Chapter 11
Module 2For self-study: Running Tests in SPSS
Assignment 1.ANOVA: Univariate
Open the file Moviezone.sav. In this first assignment we will compare participants’ familiarity with art house movies. Scores on this measure indicate the number of selected movie titles participants checked in Question 11 (see the questionnaire). Some of the titles are non-existing movies (e.g., “Talking into the air”). These were included to identify those participants who gave socially desirable answers (see Chapter 5 on Checklists). The variable that was labelled “tottitb” is the sum of (correct) checks per participant. Now, we want to see whether this score differs significantly for three schools.
To do this, go to SELECT CASES in the DATA menu. Select schools 1, 2 and 3 (check Chapter 7, section 7.3, p. 20 for the exact instructions). Now run a Univariate Analysis, examining the effects of “school” on “totitb”, with “age” and “gender” as control variables. Click on OPTIONS and have SPSS provide you with descriptive statistics. Also, make SPSS display means for “school,” compare main effects, and finally, select the Bonferonni post hoc test under CONFIDENCE INTERVAL ADJUSTMENT. Interpret the results of the ANOVA with the help of the descriptive and the Bonferonni results. Which schools differ significantly here?
If you followed the instruction of this assignment correctly, this is what you had on your screen for the univariate test:
And the following for the Options requirement:
First, look at the descriptive statistics. What we see is an increase on the variable “school”. This may already give you an idea about the outcome. The Standard Deviations vary a little but not too much. You see the number of participants in the three groups. Ideally, these should be similar. Here the differences do not seem to be anything to worry about.

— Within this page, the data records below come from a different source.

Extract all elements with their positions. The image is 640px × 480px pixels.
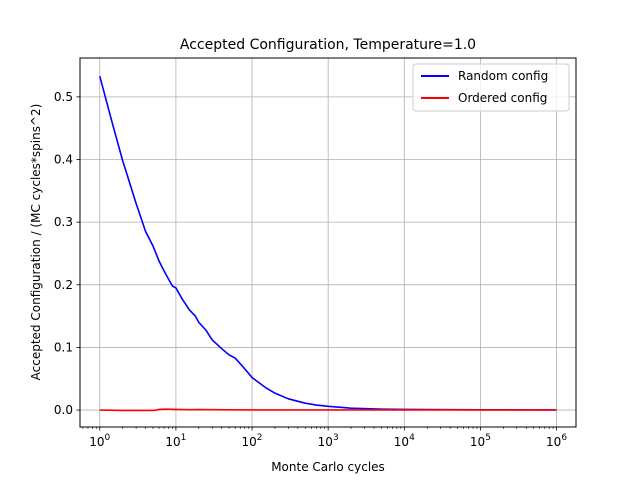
series-group	[98, 75, 557, 412]
y-axis-label: Accepted Configuration / (MC cycles*spin…	[29, 104, 43, 381]
legend-label-random: Random config	[458, 69, 548, 83]
y-axis-ticks: 0.0 0.1 0.2 0.3 0.4 0.5	[54, 90, 80, 417]
y-tick-label-0: 0.0	[54, 403, 73, 417]
y-tick-label-2: 0.2	[54, 278, 73, 292]
y-tick-label-3: 0.3	[54, 215, 73, 229]
series-line-ordered-config	[99, 408, 557, 412]
y-tick-label-4: 0.4	[54, 152, 73, 166]
y-tick-label-1: 0.1	[54, 340, 73, 354]
series-line-random-config	[98, 75, 557, 411]
x-axis-label: Monte Carlo cycles	[271, 460, 385, 474]
legend: Random config Ordered config	[412, 63, 570, 112]
chart-title: Accepted Configuration, Temperature=1.0	[180, 37, 476, 53]
legend-box	[412, 63, 570, 112]
y-tick-label-5: 0.5	[54, 90, 73, 104]
legend-label-ordered: Ordered config	[458, 91, 547, 105]
x-axis-ticks: 100 101 102 103 104 105 106	[82, 427, 567, 449]
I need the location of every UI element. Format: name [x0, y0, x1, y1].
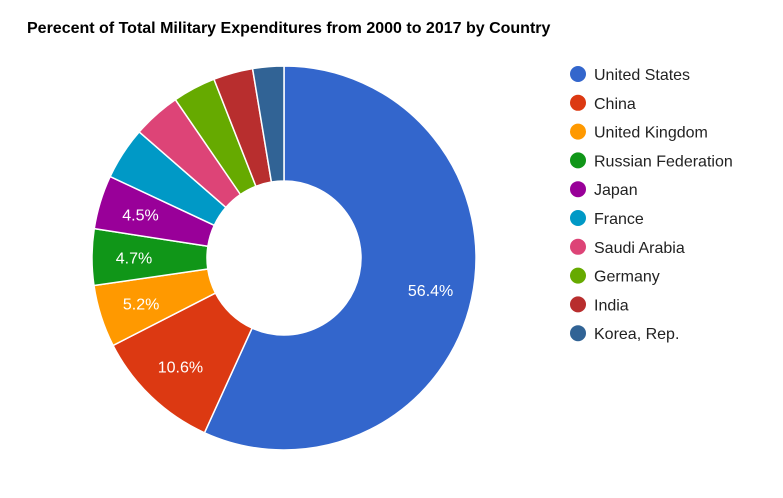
- chart-title: Perecent of Total Military Expenditures …: [27, 20, 551, 37]
- legend-swatch-india: [570, 296, 586, 313]
- legend-swatch-russian-federation: [570, 152, 586, 169]
- legend-label-germany: Germany: [594, 269, 660, 286]
- legend-item-france[interactable]: France: [570, 210, 644, 228]
- slice-label-china: 10.6%: [158, 359, 203, 376]
- legend-label-russian-federation: Russian Federation: [594, 153, 733, 170]
- legend-item-russian-federation[interactable]: Russian Federation: [570, 152, 733, 170]
- slice-label-united-states: 56.4%: [408, 283, 453, 300]
- legend-item-japan[interactable]: Japan: [570, 181, 638, 199]
- legend-label-korea-rep: Korea, Rep.: [594, 326, 679, 343]
- slice-label-russian-federation: 4.7%: [116, 250, 152, 267]
- legend-swatch-france: [570, 210, 586, 226]
- legend-label-china: China: [594, 96, 636, 113]
- legend-item-india[interactable]: India: [570, 296, 629, 314]
- legend: United States China United Kingdom Russian …: [570, 66, 733, 343]
- legend-swatch-korea-rep: [570, 325, 586, 342]
- legend-item-korea-rep[interactable]: Korea, Rep.: [570, 325, 679, 343]
- slices-group: [91, 65, 477, 451]
- legend-swatch-china: [570, 94, 586, 111]
- legend-swatch-united-kingdom: [570, 123, 586, 140]
- slice-korea-rep[interactable]: [251, 65, 285, 183]
- legend-item-united-states[interactable]: United States: [570, 66, 690, 84]
- legend-label-india: India: [594, 297, 629, 314]
- legend-swatch-germany: [570, 267, 586, 284]
- legend-item-germany[interactable]: Germany: [570, 267, 660, 286]
- legend-label-france: France: [594, 211, 644, 228]
- legend-item-saudi-arabia[interactable]: Saudi Arabia: [570, 238, 685, 257]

| Descriptive Statistics | |||
|---|---|---|---|
| Dependent Variable:tottitb | |||
| school | Mean | Std. Deviation | N |
| 1.00 | 2.2333 | 1.16977 | 60 |
| 2.00 | 2.4630 | 1.00401 | 54 |
| 3.00 | 2.8043 | 1.27575 | 46 |
| Total | 2.4750 | 1.16527 | 160 |
Now look further down your output and you will see the following table. We already suspected that the variable school had an effect on familiarity with art house movies. The results of the Univariate ANOVA confirm this. In your report, include the following information: F(2) = 3.1, p < . 048, that is, the degrees of freedom for your variable (school), the degrees of freedom from your error row (155), the value of the F-statistic (3.095, or rather 3.10; two digits is enough) and the value of p (< .048). You also see that age and gender had no effect on the variable.
| Tests of Between-Subjects Effects | |||||
|---|---|---|---|---|---|
| Dependent Variable:tottitb | |||||
| Source | Type III Sum of Squares | df | Mean Square | F | Sig. |
| Corrected Model | 9.340 a | 4 | 2.335 | 1.752 | .141 |
| Intercept | 2.782 | 1 | 2.782 | 2.087 | .151 |
| age | .054 | 1 | .054 | .041 | .840 |
| gender | .811 | 1 | .811 | .608 | .437 |
| school | 8.249 | 2 | 4.125 | 3.095 | .048 |
| Error | 206.560 | 155 | 1.333 | ||
| Total | 1196.000 | 160 | |||
| Corrected Total | 215.900 | 159 | |||
R Squared = .043 (Adjusted R Squared = .019).
Let us now look at the further results:
| Pairwise Comparisons | ||||||
|---|---|---|---|---|---|---|
| Dependent Variable:tottitb | ||||||
| (I) school | (J) school | Mean Difference (I-J) | Sth. Error | Sig. a | 95% Confidence Interval for Difference a | |
| Lower Bound | Upper Bound | |||||
| 1.00 | 2.00 | −.224 | .220 | .933 | −.757 | .309 |
| 3.00 | −.579 * | .233 | .042 | −1.143 | −.016 | |
| 2.00 | 1.00 | .224 | .220 | .933 | −.309 | .757 |
| 3.00 | −.356 | .250 | .472 | −.962 | .250 | |
| 3.00 | 1.00 | .579 * | .233 | .042 | .016 | 1.143 |
| 2.00 | .356 | .250 | .472 | −.250 | .962 | |
Based on estimated marginal means.
a.Adjustment for multiple comparisons: Bonferroni.
*The mean difference is significant at the .05 level.
| Univariate Tests | |||||
|---|---|---|---|---|---|
| Dependent Variable:tottitb | |||||
| Sum of Squares | df | Mean Square | F | Sig. | |
| Contrast | 8.249 | 2 | 4.125 | 3.095 | .048 |
| Error | 206.560 | 155 | 1.333 | ||
The F tests the effect of school. This test is based on the linearly independent pairwise comparisons among the estimated marginal means.
The last table again indicates that there is a significant effect (p = .048) of school. However, the Bonferroni test shows that it is only the difference between School 1 and 3 that is significant at the .05 level.